Geron Busabos: Ang Batang Quiapo ★★½

No better way to commemorate this election year in which an actor and a boxer are running for president, than to watch an Erap action movie. The copy of this film that's on YouTube is horrendous, but it is still barely watchable if you grew up watching pirated films anyway. (Thank you to the uploader, though! Doing god's work.)

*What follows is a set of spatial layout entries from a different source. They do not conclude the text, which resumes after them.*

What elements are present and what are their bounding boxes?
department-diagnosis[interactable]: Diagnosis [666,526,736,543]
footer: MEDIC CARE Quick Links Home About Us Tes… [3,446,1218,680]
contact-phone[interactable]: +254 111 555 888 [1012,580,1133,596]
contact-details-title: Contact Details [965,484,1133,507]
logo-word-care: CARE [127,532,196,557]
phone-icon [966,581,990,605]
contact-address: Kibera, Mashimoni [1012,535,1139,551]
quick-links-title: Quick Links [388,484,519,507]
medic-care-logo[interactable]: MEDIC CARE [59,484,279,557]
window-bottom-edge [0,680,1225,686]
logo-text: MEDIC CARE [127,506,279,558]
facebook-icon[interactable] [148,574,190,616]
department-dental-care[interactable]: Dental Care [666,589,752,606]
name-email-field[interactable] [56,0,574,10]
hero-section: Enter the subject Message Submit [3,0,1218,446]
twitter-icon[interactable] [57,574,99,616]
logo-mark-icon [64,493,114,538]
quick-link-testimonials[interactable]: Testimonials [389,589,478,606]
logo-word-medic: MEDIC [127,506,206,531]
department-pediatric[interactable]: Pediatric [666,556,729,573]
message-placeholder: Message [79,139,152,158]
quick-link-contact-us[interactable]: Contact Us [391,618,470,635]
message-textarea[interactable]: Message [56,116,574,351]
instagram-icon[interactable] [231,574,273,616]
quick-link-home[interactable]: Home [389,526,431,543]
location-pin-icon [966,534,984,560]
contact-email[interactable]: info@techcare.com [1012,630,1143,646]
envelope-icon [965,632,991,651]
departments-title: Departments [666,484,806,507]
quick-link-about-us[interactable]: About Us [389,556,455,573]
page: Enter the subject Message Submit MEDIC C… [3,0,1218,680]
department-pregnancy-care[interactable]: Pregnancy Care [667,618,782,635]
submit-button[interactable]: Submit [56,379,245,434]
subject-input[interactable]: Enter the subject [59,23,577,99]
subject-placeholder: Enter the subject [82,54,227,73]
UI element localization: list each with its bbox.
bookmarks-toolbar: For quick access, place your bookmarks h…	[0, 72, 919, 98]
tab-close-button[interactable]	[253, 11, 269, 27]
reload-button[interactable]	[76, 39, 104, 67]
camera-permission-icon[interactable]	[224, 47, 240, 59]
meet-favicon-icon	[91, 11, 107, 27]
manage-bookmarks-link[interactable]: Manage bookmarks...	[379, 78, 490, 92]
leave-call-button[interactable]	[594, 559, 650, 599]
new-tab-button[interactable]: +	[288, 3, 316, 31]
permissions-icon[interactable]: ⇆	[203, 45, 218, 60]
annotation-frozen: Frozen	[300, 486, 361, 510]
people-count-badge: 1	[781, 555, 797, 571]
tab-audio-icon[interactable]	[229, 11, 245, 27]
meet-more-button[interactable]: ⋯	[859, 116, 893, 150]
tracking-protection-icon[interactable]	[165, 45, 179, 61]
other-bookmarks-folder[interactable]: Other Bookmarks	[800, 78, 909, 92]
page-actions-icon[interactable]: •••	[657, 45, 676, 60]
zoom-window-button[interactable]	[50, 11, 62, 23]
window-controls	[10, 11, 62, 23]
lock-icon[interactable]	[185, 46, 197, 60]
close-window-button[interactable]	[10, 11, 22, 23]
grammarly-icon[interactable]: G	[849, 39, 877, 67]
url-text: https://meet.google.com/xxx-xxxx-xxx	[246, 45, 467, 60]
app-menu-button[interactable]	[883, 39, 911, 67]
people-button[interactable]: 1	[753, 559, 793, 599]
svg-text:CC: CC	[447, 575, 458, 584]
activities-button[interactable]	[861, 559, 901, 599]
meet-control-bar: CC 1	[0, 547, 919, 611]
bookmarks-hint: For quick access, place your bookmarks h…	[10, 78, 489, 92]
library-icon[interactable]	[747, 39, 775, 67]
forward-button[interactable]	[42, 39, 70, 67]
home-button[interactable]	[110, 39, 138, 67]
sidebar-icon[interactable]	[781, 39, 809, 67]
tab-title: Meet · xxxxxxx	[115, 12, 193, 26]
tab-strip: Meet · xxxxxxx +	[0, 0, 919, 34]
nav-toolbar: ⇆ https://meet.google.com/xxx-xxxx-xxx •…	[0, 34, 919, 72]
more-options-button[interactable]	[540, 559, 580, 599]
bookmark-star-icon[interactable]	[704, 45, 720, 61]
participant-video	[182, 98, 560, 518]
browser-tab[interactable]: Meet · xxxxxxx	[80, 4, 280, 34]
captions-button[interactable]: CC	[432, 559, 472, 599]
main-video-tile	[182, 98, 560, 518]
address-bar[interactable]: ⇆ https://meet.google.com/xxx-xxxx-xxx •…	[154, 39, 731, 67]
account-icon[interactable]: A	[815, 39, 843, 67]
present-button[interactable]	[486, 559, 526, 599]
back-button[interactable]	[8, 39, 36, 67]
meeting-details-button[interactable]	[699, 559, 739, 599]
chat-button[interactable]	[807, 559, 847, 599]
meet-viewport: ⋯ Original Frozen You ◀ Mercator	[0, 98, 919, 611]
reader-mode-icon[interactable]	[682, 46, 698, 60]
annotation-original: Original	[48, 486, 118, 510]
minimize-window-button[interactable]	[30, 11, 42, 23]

It's okay, as far as crime dramas go. Cesar Gallardo really puts the focus on Geron's community, and the honor code that they operate by—which they also want to make sure the kids break out of, which I thought was interesting. But the discrimination that the poor experience in this film doesn't come across as very institutional in nature. Their plight is reduced to these random character-caricatures being really mean to Geron and his friends. I just think it's too easy. And it doesn't help that Geron is deified as this tough but decent heartthrob, who literally never gets punched in this movie, even across the handful of (admittedly impressive) fights he gets into. That's already shoddy action storytelling 101, and it's made worse by knowing that these kinds of relatable, morally righteous, but hollow characters are probably what allowed Erap to become so popular and so corrupt—and what enables somebody like Isko Moreno (or Robin Padilla) to believe he isn't just going down the same path. I would love it if no Filipino actor gets involved in politics ever again. This shit is embedded in our history, and it's embarrassing.